Like many Australians I have become a regular visitor to Bali. The heady mix of culture, climate, surfing and business has given me many reasons to return to the island and over the years my love of all things Indonesian has grown dramatically.
During a visit to Bali in 2003 I was introduced to the well-known and well-respected Sumatran teak merchant, Pak Aulia. I had previously heard of Pak Aulia and was familiar with his furniture, plus I had seen a book containing pictures of the beautiful home that he had built in Seminyak. Shortly after our meeting Pak Aulia put the house up for sale and motivated by curiosity more than any intention to buy, I decided to have a look.
As is the case with most visitors to Puri Angsa, I fell instantly in love with the place and halfway through my tour I decided to buy it. This was in spite of my long held belief that there is absolutely no need for a person like myself to own a house in Bali due to the ready availability of so many large and very comfortable rental properties.
Along with the buildings on the property I also bought most of the contents. The main house, a two hundred year old traditional Sumatran structure, was a virtual museum, full of old and very beautiful Indonesian artifacts. There were also several traditional Indonesian houses that Pak Aulia had collected over the years and had ‘dropped’ around the property.
It was while I was showing my friend and architect Robert Weir around Puri Angsa that I decided to make a few changes. After recent battles with several ‘creativity challenged’ Sydney councils and the NSW Land and Environment Court, Robert was only too happy to extend his visit and help out with the project.
It was decided early on that the main objective of any renovation would be to simply improve Puri Angsa’s amenities and service capabilities while retaining the integrity of Pak Aulia’s original vision. To that end, we dismantled, repaired and relocated several buildings, upgraded electrics and plumbing, filled-in the original pool and built a new one, installed a satellite internet access system and put air-conditioning in all the major bedrooms. We also landscaped those areas of the garden that had been affected by the renovation. The changes took two years to complete with all the work being done by traditional Balinese builders.
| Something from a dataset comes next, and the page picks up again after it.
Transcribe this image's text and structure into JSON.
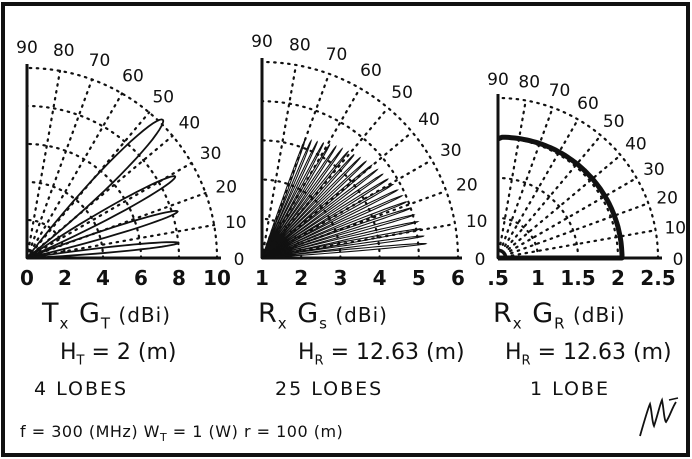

An old friend once told me that his ideal living situation would be a grass hut with high-speed internet access. While we may have overshot the popular image of a grass hut we have, I believe, managed to adhere to the spirit of that thought, more or less.
With so many things to love about Puri Angsa I still struggle when trying to decide exactly what it was that made me decide that I had to own this house. Maybe it had something to do with that feeling that children seem to experience when discovering Puri Angsa’s various huts and nooks and crannies for the first time. I have no trouble recognising that look of wonderment on their face as if they have discovered the world’s biggest cubby house. And I still get that feeling every time I walk over the front step.